Minderjährige haften für Urheberrechtsverstoß im Internet
Viele Urheberrechtsverstöße im Internet werden von Minderjährigen begangen, die sich der rechtlichen Tragweite ihrer Handlungen oft nicht bewusst sind. Diese weit verbreitete Grundhaltung ist nun eine 15-Jährige teuer zu stehen gekommen. So entschied das OLG Hamburg mit Beschluss vom 13.09.2006 (Az.: 5 U 161/05), dass auch Minderjährige für urheberrechtliche Verstöße im Internet einzustehen und ggf. die Kosten eines Verfügungsverfahrens zu tragen haben.
Die 15-jährige Antragsgegnerin hatte sich über eine Online-Tauschbörse mehrere Bilder der Sängerin Jeanette Biedermann heruntergeladen und diese dann über die Internetplattform eBay zum Verkauf angeboten. Sie wurde deshalb vom Antragsteller, der Urheber der Bilder ist, kostenpflichtig abgemahnt. Die Antragsgegnerin weigerte sich jedoch die geforderte Unterlassungserklärung abzugeben und machte dabei geltend, sie habe als Minderjährige die rechtliche Tragweite Ihres Handelns nicht absehen können. Dieser Auffassung schloss sich das Gericht jedoch nicht an und bürdete der Antragsgegnerin die Kosten des Verfahrens auf.
Im Einzelnen führte das Gericht hierzu folgendes aus:
„Der urheberrechtliche Unterlassungsanspruch setzt kein Verschulden voraus. Es ist insoweit noch nicht einmal eine Verschuldensfähigkeit notwendig (Teplitzky, Wettbewerbsrechtliche Ansprüche und Verfahren, 8. Auflage, § 5f Rdn. 20).
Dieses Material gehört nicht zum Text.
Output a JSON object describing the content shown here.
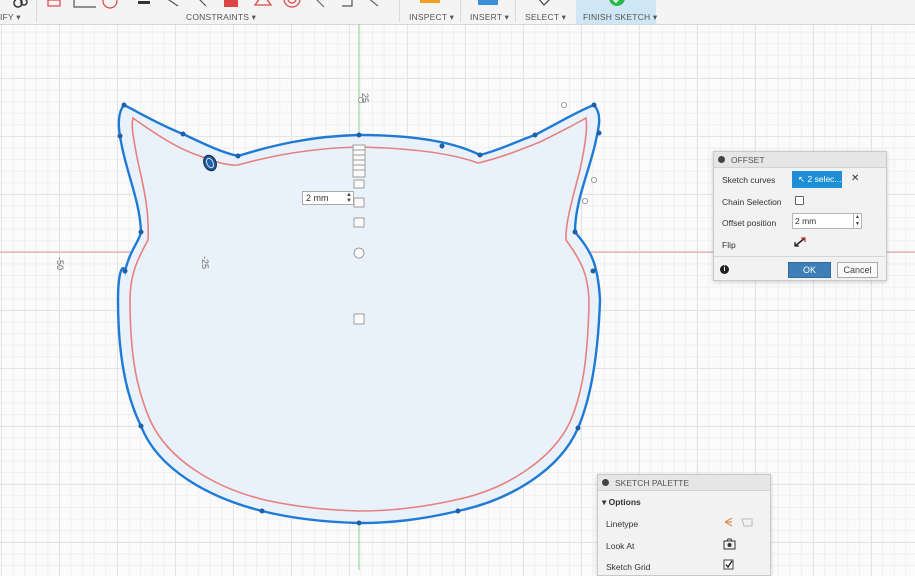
{
  "toolbar": {
    "modify_label": "IFY ▾",
    "constraints_label": "CONSTRAINTS ▾",
    "inspect_label": "INSPECT ▾",
    "insert_label": "INSERT ▾",
    "select_label": "SELECT ▾",
    "finish_sketch_label": "FINISH SKETCH ▾",
    "finish_sketch_color": "#cfe6f5"
  },
  "canvas": {
    "grid_labels": {
      "x_top": "25",
      "x_neg50": "-50",
      "x_neg25": "-25"
    },
    "dimension_input_value": "2 mm",
    "colors": {
      "outline": "#1f7ad6",
      "offset_curve": "#e8807e",
      "fill": "#e9f2fa",
      "axis_red": "#e89a9a",
      "axis_green": "#8bd18b"
    }
  },
  "offset_dialog": {
    "title": "OFFSET",
    "sketch_curves_label": "Sketch curves",
    "selection_button": "2 selec...",
    "chain_selection_label": "Chain Selection",
    "chain_selection_checked": false,
    "offset_position_label": "Offset position",
    "offset_value": "2 mm",
    "flip_label": "Flip",
    "ok_label": "OK",
    "cancel_label": "Cancel"
  },
  "sketch_palette": {
    "title": "SKETCH PALETTE",
    "section_label": "▾ Options",
    "items": [
      {
        "label": "Linetype",
        "icon": "linetype-icon"
      },
      {
        "label": "Look At",
        "icon": "look-at-icon"
      },
      {
        "label": "Sketch Grid",
        "icon": "checkbox-checked-icon",
        "checked": true
      }
    ]
  }
}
Deshalb ist für den Unterlassungsanspruch auch nichterforderlich, dass die Antragsgegnerin in dem Bewusstsein gehandelt hat, ihre Tätigkeit sei verboten. Nachdem sie spätestens durch die Abmahnung des Antragstellers erfahren hat, dass ihr Verhalten unrechtmäßig ist, war sie nicht nur verpflichtet, dieses Verhalten einzustellen. Sie hatte auch eine dementsprechende Verpflichtungserklärung abzugeben.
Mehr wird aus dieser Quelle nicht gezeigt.